On top of this, the formula used a reference period from 1-14 June to set a currency-linked margin and wheat-related bonus. The variable margin offered 25p/t for every 1p above the £:€ exchange rate of £0.70/€ – so an average exchange rate of £0.83306 in the reference period produced a margin of £3.33/t. The wheat-related bonus gave 5p for every £1/t increase in the November 2011 wheat price above £110/t. With a reference price of £111.28/t, this yielded a bonus of just 6p/t.
“I was hoping to see a price of £24-£24.50/t – but there were two disappointments,” said independent consultant David Bolton of David Bolton Partners. “The first is that the price of wheat was fairly desultory during the reference period – and the second is that the euro has fallen recently from adequate to poor. That has a double impact on growers – it reduces their beet price and their single payment.”
British Sugar’s Colm McKay said the strength of sterling had a direct impact on the beet price. “The EU minimum beet and sugar prices are set in euros, so we need a contract that reflects exchange rates.

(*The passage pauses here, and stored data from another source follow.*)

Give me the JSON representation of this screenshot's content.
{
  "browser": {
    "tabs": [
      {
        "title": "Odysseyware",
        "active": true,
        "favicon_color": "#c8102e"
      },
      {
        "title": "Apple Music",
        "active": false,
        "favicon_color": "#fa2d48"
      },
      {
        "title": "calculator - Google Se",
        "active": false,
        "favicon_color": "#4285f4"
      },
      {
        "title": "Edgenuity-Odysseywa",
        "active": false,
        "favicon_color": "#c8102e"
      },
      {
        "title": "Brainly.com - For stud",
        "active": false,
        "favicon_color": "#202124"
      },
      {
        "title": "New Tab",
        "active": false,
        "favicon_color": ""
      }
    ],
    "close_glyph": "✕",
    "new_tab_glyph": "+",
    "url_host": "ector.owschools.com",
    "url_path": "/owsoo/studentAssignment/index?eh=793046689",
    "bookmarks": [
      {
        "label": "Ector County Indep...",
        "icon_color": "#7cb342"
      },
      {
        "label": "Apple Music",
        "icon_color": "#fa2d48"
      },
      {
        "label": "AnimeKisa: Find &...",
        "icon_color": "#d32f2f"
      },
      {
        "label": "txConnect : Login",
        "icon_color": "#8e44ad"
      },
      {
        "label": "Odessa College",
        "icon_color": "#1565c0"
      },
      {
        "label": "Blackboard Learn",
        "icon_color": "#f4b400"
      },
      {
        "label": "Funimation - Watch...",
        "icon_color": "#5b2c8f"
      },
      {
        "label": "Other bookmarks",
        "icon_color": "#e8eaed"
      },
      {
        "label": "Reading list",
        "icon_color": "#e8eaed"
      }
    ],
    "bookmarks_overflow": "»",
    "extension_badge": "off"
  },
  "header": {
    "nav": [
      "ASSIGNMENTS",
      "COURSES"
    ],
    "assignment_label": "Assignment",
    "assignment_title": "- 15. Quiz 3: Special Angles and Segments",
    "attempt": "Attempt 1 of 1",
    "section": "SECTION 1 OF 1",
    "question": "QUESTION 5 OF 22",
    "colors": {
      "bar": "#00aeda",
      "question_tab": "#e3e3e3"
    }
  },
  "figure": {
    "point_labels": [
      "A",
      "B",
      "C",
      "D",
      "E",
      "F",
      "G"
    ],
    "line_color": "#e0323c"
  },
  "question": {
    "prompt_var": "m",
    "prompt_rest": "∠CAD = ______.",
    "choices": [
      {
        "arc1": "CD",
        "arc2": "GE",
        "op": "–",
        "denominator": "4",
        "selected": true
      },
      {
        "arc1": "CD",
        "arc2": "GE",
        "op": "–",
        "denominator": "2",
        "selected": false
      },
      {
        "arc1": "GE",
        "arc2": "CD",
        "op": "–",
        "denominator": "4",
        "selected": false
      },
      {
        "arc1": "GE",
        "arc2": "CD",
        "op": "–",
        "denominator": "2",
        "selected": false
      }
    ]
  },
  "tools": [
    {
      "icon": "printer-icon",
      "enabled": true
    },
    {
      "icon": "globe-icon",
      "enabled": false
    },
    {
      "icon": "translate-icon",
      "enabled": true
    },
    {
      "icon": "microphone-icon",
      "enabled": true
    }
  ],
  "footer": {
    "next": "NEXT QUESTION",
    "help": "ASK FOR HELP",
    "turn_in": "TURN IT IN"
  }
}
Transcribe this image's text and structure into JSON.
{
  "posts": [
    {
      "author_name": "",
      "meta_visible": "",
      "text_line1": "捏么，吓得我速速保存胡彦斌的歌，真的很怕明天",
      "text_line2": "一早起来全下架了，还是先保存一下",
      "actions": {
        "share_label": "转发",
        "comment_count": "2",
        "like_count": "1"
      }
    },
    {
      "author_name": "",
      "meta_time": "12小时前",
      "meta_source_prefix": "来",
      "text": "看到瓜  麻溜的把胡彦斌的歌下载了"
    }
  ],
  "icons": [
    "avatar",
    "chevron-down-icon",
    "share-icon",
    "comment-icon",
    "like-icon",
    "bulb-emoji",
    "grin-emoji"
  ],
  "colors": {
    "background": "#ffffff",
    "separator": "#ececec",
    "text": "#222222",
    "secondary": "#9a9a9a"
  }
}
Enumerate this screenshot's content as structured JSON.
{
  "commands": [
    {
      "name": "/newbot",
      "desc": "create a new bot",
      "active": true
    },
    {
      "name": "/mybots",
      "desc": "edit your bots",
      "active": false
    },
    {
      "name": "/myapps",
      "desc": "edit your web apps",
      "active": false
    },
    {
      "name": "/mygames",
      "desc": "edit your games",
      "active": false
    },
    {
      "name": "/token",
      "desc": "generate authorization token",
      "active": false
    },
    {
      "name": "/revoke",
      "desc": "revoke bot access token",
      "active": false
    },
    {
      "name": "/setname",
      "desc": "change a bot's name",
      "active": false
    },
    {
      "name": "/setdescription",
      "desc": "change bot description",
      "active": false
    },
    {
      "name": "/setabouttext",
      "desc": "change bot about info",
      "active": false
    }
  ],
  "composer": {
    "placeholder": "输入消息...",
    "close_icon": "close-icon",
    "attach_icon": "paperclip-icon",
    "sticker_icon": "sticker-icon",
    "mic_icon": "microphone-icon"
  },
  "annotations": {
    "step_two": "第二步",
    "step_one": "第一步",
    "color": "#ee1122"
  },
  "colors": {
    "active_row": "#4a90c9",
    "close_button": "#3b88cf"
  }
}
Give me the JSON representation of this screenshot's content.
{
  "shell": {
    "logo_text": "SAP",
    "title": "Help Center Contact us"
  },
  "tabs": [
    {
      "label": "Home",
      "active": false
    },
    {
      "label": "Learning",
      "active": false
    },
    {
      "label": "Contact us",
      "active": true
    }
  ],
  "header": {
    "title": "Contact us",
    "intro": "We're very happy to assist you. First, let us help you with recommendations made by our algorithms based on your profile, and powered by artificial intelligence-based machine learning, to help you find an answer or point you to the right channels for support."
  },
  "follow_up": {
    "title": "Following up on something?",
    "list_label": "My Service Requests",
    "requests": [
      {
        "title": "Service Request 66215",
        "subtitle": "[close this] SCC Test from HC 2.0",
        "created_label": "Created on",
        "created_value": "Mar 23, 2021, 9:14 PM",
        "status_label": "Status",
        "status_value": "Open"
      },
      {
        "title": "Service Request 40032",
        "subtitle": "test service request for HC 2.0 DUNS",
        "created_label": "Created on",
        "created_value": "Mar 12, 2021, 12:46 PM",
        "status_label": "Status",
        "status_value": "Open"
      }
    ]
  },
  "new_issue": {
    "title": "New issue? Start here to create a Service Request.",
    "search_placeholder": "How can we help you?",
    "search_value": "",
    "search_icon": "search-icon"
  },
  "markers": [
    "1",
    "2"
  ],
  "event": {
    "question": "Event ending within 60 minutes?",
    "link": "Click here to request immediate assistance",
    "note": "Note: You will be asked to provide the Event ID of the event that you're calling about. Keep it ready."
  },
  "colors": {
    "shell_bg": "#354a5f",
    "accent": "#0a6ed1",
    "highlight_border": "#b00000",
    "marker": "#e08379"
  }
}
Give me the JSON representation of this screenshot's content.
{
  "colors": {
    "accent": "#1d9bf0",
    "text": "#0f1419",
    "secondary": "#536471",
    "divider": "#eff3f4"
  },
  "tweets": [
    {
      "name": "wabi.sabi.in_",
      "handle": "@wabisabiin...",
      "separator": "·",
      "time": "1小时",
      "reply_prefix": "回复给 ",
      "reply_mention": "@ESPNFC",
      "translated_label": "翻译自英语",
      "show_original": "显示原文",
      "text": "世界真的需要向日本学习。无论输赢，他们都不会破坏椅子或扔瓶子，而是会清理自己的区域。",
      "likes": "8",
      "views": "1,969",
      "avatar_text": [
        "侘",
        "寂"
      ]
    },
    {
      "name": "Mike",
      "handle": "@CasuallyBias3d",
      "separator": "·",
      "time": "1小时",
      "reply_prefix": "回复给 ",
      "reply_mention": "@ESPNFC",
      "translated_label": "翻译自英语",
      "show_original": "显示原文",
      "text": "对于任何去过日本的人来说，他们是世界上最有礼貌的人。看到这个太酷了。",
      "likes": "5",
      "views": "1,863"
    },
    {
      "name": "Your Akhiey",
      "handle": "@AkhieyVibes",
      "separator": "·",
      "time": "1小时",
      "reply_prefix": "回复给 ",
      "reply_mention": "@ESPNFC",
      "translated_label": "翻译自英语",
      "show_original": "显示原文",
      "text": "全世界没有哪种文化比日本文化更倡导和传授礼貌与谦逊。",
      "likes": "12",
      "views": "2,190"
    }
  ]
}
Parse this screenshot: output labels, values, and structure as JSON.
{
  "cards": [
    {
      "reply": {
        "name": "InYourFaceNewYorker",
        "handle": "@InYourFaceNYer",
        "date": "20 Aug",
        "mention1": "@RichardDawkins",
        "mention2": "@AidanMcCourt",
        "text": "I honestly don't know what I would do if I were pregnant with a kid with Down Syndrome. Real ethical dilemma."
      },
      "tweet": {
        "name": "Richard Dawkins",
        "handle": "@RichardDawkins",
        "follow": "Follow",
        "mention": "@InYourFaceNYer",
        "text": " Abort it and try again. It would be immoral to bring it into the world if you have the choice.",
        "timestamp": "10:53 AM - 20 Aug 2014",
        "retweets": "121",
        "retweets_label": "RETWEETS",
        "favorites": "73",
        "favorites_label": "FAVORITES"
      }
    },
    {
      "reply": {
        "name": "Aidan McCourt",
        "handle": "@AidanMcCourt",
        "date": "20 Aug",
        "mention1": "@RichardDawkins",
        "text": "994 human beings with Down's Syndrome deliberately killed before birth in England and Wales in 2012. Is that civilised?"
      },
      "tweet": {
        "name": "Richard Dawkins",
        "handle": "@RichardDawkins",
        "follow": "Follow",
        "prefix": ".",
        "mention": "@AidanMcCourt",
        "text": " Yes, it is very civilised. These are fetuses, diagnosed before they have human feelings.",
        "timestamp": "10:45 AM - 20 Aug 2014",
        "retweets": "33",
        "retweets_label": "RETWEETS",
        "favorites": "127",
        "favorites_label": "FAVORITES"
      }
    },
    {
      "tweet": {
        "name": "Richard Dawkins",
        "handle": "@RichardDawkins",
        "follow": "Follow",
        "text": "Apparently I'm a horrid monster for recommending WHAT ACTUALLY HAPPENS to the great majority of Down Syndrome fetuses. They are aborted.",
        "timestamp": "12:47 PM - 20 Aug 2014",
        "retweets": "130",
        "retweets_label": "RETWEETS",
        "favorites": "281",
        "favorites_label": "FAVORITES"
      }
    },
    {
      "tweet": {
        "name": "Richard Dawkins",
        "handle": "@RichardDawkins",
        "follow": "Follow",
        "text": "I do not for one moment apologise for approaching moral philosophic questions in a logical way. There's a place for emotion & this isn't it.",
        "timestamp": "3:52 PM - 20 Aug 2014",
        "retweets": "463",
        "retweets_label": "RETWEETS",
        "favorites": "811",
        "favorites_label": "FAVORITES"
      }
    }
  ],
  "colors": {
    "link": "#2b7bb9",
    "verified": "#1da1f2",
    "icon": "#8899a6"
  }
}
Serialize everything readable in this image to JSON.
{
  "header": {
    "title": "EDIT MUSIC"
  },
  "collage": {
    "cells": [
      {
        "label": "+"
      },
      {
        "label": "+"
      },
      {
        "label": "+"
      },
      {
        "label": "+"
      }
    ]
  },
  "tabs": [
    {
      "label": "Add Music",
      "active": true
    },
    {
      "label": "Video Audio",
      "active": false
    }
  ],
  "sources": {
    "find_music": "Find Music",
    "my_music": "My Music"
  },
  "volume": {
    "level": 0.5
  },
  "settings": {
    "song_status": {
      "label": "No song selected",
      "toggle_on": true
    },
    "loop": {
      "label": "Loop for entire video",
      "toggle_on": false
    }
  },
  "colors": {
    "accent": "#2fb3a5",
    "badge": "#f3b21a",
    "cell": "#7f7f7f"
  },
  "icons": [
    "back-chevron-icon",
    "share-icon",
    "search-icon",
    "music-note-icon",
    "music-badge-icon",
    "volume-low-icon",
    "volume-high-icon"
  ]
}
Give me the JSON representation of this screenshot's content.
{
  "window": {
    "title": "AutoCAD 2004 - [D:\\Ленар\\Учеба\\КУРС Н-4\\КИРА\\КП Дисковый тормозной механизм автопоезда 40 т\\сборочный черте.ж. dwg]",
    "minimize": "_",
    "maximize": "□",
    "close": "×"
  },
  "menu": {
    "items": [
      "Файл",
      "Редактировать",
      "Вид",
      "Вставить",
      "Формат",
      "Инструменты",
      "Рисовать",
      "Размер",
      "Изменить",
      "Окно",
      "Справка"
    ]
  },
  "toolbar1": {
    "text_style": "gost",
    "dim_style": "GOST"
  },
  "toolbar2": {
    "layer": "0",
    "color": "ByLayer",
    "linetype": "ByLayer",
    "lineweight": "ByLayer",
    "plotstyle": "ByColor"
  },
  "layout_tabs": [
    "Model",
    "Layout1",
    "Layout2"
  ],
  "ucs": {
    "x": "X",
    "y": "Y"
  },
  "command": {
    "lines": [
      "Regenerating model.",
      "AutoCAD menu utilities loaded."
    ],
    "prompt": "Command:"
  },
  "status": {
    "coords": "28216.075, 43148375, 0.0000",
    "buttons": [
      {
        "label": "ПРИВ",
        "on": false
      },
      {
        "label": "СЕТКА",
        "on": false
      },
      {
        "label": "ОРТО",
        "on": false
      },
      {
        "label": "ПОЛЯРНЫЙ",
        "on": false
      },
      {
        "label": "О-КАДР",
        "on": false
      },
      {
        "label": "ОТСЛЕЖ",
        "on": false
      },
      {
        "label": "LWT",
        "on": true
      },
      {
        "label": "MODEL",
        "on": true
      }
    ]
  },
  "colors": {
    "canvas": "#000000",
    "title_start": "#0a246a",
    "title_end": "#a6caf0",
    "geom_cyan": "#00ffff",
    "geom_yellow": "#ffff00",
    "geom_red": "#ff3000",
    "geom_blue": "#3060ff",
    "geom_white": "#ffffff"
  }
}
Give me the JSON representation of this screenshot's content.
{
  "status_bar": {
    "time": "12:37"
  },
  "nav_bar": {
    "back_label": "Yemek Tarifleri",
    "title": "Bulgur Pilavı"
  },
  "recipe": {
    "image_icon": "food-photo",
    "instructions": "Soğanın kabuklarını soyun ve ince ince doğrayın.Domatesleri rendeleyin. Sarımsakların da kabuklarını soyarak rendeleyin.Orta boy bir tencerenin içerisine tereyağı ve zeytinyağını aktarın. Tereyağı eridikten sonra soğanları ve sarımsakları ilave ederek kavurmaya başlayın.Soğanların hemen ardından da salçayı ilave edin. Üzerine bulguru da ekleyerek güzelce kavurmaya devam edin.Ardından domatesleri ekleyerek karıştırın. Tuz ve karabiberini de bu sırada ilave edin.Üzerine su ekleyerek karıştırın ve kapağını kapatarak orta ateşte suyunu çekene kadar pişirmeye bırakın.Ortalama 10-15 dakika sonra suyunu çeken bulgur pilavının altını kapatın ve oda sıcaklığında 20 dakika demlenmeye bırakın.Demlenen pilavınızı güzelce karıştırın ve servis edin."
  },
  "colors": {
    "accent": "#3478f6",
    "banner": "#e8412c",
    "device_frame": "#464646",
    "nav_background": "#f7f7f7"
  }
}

However, importantly for growers, the price is fixed at the point of contracting so British Sugar carries the exchange rate risk from that point onwards.”
Including a wheat link was also important, to ensure sugar beet remained competitive against alternative crops, he added. And while the beet price was lower than originally expected, it was still profitable for most growers.
“With the past two years producing record yields – averaging 72t/ha last year – 67.78t/ha is a reasonable benchmark. It looks like we are in a new era for sugar beet yields and our yield advancement work is paying dividends.
“The crop is clearly profitable for many growers as there is a large demand for quota in the Outgoers scheme, which is designed to help farmers who want to increase production while compensating those who decide to quit. Growers that have lower yields or are a long way from our factories are sensibly considering selling their tonnage within the scheme, as the contract price looks good.”
William Martin, NFU Sugar Board chairman and grower, admitted that £23.60/t would not cover the costs of every grower. “It covers the costs of average growers, so there may well be some who will struggle to make any money at all. However, this formula gives people a bit of transparency and predictability, with the option to assess their performance and decide whether to continue growing sugar beet, give up, or expand.”
Paul Drinkwater, who grows 20,000t of beet near Huntingdon, Cambridgeshire, was unimpressed with the new regime. “I was hoping to at least get closer to this year’s price. I don’t think it’s any business of British Sugar what I make out of sugar beet – it should stand up on its own against any other crop. We will not be seeking extra quota at that price.”
But Oliver Walston from Thriplow, Hertfordshire, had already bought 1500t of quota at £20/t, and said demand for quota far exceeded supply so far. “Yields are rising and rising, and at today’s prices we are going to make more money from sugar beet than wheat. The formula is not perfect, but it’s as good as you can expect.”
The formula will run for four years until the next CAP reform, after which it will be reassessed.